Trade became more bumpy amid rising tensions between the West and Russia over its annexation of the Crimean Peninsula. Fed Chair Janet Yellen added to the volatility by telling journalists that interest rates could begin rising “around six months” following the end of the quantitative easing stimulus program.
That sent stocks sinking on Wednesday as analysts calculated it meant a possible fed funds rate hike early next year, instead of the second half of the year as previously suspected.
It would be the first move in interest rates off the rock-bottom level since the end of 2008.
However, the Fed’s confidence in the economy — shown by its willingness to keep reducing the stimulus — and some better-than-expected economic indicators bolstered shares overall.
An end-of-week profit-taking surge, focused on tech stocks, failed to wipe out the week’s gains. Overall, the S&P 500 was up 1.38 percent for the period, ending at 1,866.52. On Friday, it hit an intraday record of 1,883.97 before pulling back.
The Dow Jones Industrial Average put on 1.48 percent to 16,302.77, and the NASDAQ, hit by a 1 percent loss on Friday, still managed to end the week with a 0.82 percent gain to 4,276.79.
Yellen’s gaffe, made in response to a journalist’s question following her first monetary policy meeting as chair, seemed to put the rate hike earlier than what the Federal Open Market Committee was itself forecasting.

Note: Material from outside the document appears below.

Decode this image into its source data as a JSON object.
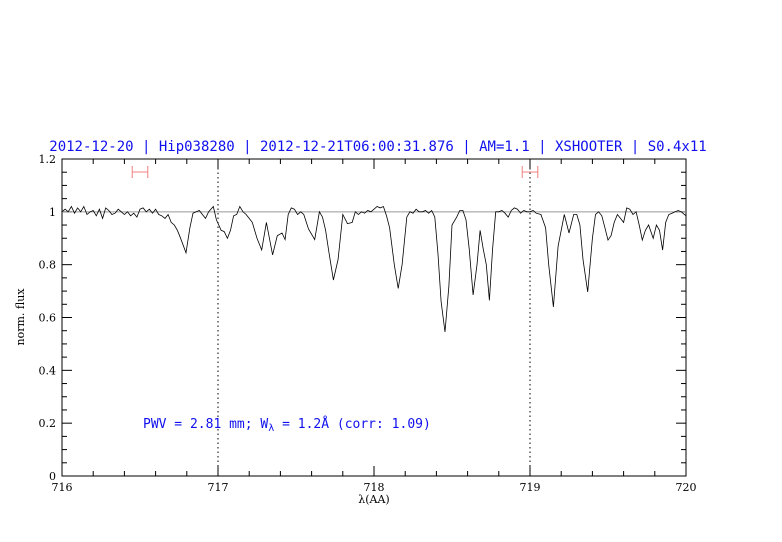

However, it hardly changed the real picture the Fed is seeing in the economy, of weakness in the jobs market and no threat of inflation well into next year. Any rate action still depends on conditions., she said
“A rate hike is not necessarily bad for equity markets,” Evariste Lefeuvre of Natixis said. “If the rate increase reflects a fairly good expansion of economic activity ... stocks will benefit despite an increase.”

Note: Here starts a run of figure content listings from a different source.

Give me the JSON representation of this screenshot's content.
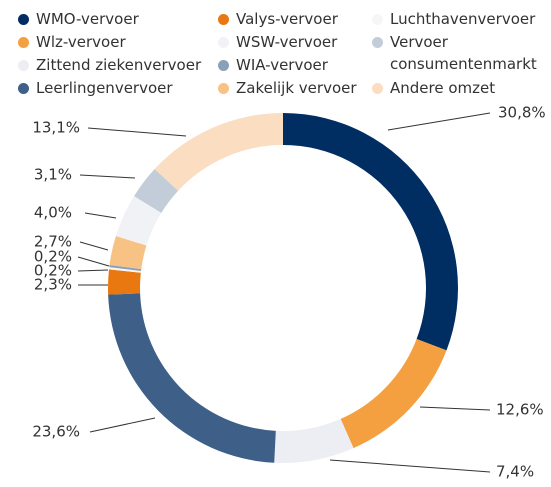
{
  "chart_data": {
    "type": "donut",
    "series": [
      {
        "name": "WMO-vervoer",
        "color": "#002d62",
        "values": [
          30.8
        ],
        "value_labels": [
          "30,8%"
        ]
      },
      {
        "name": "Wlz-vervoer",
        "color": "#f4a040",
        "values": [
          12.6
        ],
        "value_labels": [
          "12,6%"
        ]
      },
      {
        "name": "Zittend ziekenvervoer",
        "color": "#eceef4",
        "values": [
          7.4
        ],
        "value_labels": [
          "7,4%"
        ]
      },
      {
        "name": "Leerlingenvervoer",
        "color": "#3e5f87",
        "values": [
          23.6
        ],
        "value_labels": [
          "23,6%"
        ]
      },
      {
        "name": "Valys-vervoer",
        "color": "#e8780f",
        "values": [
          2.3
        ],
        "value_labels": [
          "2,3%"
        ]
      },
      {
        "name": "Luchthavenvervoer",
        "color": "#f6f6f6",
        "values": [
          0.2
        ],
        "value_labels": [
          "0,2%"
        ]
      },
      {
        "name": "WIA-vervoer",
        "color": "#8aa0b8",
        "values": [
          0.2
        ],
        "value_labels": [
          "0,2%"
        ]
      },
      {
        "name": "Zakelijk vervoer",
        "color": "#f7c283",
        "values": [
          2.7
        ],
        "value_labels": [
          "2,7%"
        ]
      },
      {
        "name": "WSW-vervoer",
        "color": "#f1f2f6",
        "values": [
          4.0
        ],
        "value_labels": [
          "4,0%"
        ]
      },
      {
        "name": "Vervoer consumentenmarkt",
        "color": "#c2cdd9",
        "values": [
          3.1
        ],
        "value_labels": [
          "3,1%"
        ]
      },
      {
        "name": "Andere omzet",
        "color": "#fbddc2",
        "values": [
          13.1
        ],
        "value_labels": [
          "13,1%"
        ]
      }
    ]
  }
}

“Janet Yellen didn’t mean to say necessarily she was going to raise rates,” Jack Ablin of BMO Private Bank said. “I still believe that the Fed wants to keep interest rates as low as possible for as long as possible.”
Markets did not seem bothered by the Ukraine crisis, which saw both the EU and the US boosting sanctions on Russia, targeting its economy.
Lefeuvre said the markets have decided for the moment that the tensions will remain in a “soft mode,” without escalating into a major conflict.
For the moment, the threats being wielded “are not sufficiently credible to curb investor confidence,” he said.
“The most remarkable thing is the fact that investors are putting economic and job growth ahead of global political concerns,” Ablin said. “Economic matters are more important than government matters.”
However, ConvergEx Group chief market strategist Nicholas Colas said there were signs of edginess.
The floor for the CBOE VIX volatility index has nudged up, a sign of discomfort at the level stocks have been trading, he said.
“In a normal stock market, increasing fear typically correlates with lower equity prices. We are not in a typical market,” he said.
However, the signs are of expected higher volatility, which he said usually comes ahead of a fall rather than more gains.
“Equities bounced back nicely after Fed Chair Yellen’s ‘six month’ selloff, and the CBOE VIX index is still 14.5. Last year, it would have collapsed to 12 to 13,” he said.
He said that points to more potential risk and reward in the markets.